The need for educational programmes
For far too long Muslim women have argued that Islam per se is not patriarchal but
rather it is the male-dominated religious institutions, which have presented a negative
and inherently patriarchal interpretation of Islam, and have called for a process of
'reinterpretation'. The time has come to take this argument a step further and not only
ask why is it that the legal status and social position of women in the Muslim world is
worse than anywhere else in view. Muslim countries of the Middle East and South
East Asia have a distinct gender disparity in literacy and education, as well as low
rates of female labour force participation.

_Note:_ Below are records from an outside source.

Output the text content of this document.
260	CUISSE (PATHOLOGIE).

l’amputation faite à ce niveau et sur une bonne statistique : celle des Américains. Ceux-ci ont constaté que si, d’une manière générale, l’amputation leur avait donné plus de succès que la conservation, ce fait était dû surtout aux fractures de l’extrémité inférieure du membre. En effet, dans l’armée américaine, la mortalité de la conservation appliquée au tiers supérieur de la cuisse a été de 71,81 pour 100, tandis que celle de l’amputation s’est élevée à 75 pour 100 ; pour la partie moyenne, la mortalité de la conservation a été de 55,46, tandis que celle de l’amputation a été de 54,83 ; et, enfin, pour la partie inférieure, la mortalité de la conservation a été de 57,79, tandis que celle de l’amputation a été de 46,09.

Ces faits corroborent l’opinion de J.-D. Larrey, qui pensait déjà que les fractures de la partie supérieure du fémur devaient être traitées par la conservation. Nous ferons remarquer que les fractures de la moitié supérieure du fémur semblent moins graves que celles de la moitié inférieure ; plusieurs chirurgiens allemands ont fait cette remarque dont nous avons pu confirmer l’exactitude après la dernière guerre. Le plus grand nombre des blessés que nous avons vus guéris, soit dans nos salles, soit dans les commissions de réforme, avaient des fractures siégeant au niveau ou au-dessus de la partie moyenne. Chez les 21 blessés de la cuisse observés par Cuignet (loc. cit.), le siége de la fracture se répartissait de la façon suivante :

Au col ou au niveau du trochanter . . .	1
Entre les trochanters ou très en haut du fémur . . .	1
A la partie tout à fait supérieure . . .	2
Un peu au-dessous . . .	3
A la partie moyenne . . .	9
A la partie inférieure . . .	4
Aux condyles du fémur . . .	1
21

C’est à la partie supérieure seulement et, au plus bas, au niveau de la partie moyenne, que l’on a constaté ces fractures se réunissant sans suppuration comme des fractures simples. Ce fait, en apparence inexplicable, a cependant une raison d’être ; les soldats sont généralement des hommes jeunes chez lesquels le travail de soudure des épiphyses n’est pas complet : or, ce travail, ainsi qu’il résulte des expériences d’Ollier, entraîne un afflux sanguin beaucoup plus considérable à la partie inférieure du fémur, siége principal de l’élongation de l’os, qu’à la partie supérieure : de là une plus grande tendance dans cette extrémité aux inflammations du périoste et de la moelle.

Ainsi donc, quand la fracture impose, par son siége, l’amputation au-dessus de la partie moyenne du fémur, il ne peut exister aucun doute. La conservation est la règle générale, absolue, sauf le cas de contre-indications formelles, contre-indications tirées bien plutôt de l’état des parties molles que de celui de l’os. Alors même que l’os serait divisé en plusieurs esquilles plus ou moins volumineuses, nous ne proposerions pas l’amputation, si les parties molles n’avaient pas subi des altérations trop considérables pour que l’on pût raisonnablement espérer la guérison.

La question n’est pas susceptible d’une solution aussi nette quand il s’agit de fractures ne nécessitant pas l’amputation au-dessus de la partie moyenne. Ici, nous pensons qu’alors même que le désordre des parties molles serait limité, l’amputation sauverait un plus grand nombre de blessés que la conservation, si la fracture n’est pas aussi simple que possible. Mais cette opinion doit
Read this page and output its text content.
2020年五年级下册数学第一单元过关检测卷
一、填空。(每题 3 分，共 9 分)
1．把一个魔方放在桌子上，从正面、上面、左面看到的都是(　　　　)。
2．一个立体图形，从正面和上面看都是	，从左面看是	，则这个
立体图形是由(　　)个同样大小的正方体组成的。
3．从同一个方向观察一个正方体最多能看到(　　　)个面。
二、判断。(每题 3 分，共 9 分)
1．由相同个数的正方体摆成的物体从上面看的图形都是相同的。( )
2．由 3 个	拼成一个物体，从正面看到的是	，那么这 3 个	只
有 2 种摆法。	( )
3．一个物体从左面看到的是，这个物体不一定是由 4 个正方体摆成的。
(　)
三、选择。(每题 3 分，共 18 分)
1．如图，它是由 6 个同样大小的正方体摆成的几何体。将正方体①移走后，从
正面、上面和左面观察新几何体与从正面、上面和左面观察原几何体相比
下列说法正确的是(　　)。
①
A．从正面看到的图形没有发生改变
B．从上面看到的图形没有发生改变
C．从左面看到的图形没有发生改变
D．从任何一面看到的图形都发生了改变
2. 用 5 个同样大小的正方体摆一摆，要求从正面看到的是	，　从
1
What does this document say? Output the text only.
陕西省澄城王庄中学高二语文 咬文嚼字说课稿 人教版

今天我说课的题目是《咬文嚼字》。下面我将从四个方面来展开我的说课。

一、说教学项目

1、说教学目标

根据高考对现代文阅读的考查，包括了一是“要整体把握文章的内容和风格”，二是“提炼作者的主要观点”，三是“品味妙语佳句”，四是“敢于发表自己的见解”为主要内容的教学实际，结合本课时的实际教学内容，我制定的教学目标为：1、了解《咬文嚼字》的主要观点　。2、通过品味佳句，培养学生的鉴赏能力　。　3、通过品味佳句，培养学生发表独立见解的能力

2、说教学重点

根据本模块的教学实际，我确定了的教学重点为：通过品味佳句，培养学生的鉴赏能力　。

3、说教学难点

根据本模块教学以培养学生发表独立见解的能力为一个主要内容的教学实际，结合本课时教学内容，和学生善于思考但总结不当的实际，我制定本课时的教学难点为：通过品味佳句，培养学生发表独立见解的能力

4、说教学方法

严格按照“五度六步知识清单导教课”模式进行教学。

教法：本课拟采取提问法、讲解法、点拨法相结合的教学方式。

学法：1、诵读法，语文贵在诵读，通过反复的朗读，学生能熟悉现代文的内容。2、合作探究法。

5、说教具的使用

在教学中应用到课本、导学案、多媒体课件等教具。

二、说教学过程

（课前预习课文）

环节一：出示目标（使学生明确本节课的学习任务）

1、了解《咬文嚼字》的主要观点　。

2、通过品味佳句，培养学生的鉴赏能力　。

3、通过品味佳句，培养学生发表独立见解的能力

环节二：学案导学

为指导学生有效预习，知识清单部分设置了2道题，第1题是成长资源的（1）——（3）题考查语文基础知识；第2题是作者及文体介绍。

In 1980 the proportion of women to men in paid labour force was lowest in the
Middle East, only 29%, though not far behind Latin America. High fertility rate, low
literacy and low labour force participation are commonly linked to the low status of
women, which in turn is often attributed to the prevalence of Islam in the Middle East.
This can not be explained purely in terms of Islamic theology and jurisprudence as the
major determinant of women's status. Wider socio-political issues need to be primary
addressed, and fundamental obstacles need to be removed and this can not only be
achieved through higher access, not only to formal education, but to grass-roots
education. There is a need for grass roots educational programmes, which
encompasses both doctrinal and specialised learning, targeted at those women who
may have little or no access to formal educational opportunities as wellas those who
do, in order to over come cultural prejudices which stand in their way.